Drilling deviated wellbores has raised concerns about proper cutting transport. Cuttings settling downhole can create stationary cutting beds, causing drilling mishaps like stuck pipes. High fluid velocity is typically required to efficiently erode a stationary bed, but this is constrained by hydraulic and wellbore geometry. When this occurs, pipe rotation can erode the bed mechanically and enable efficient cutting transport even with lower fluid velocities. Therefore, this study formulated water-based mud (WBM) with hydroxyapatite nanoparticles (n-HAp) to examine the effect of pipe rotation on cutting transport in deviated wells.

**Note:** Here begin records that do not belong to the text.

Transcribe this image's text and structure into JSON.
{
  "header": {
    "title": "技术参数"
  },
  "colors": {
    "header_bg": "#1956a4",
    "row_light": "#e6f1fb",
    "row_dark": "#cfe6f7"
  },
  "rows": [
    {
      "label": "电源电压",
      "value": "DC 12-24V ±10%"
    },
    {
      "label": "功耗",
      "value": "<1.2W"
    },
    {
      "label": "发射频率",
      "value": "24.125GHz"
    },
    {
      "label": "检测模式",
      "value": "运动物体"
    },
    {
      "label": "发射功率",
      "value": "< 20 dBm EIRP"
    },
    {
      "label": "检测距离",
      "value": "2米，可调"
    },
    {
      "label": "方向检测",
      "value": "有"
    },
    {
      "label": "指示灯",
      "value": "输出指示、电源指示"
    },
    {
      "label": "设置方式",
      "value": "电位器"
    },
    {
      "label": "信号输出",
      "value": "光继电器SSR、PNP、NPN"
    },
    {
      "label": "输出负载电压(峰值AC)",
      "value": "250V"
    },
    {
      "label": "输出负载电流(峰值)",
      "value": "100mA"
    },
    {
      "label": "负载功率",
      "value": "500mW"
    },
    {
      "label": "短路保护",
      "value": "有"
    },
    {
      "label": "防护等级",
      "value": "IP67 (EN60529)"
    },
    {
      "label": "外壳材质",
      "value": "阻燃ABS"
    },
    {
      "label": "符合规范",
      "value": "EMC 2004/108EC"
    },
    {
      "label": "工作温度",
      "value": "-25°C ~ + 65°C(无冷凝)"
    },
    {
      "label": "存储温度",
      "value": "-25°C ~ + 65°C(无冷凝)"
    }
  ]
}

It was compared with copper II oxide nanoparticles (CuO NP) in terms of rheology, filtration, and cutting transfer efficiency (CTE). The CTE of n-HAp amounts (0.4–2.0 g) in moving cuttings with diameters of 0.80 to 3.60 mm through deviated wellbores of 40 to 65° at a 3.5 m/s fluid velocity with 60 and 120 rpm pipe rotation speeds was determined. Compared with CuO NP, n-HAp findings demonstrated enhanced rheology and CTE. However, for fluid loss control, n-HAp was slightly less effective compared to CuO NP. For all deviated angles, n-HAp increased the CTE by 9.5–50%, while CuO NP increased it by 3.4–38.7% at 120 rpm. Compared with 60 rpm, a higher CTE occurred at 120 rpm. Moreover, CTE occurs in the following manner: 40° > 65° > 45° > 60° > 50° > 55°. It suggests that stationary bed formation is more likely to occur at inclinations of 50–55°. These findings are crucial for drilling deviated wells.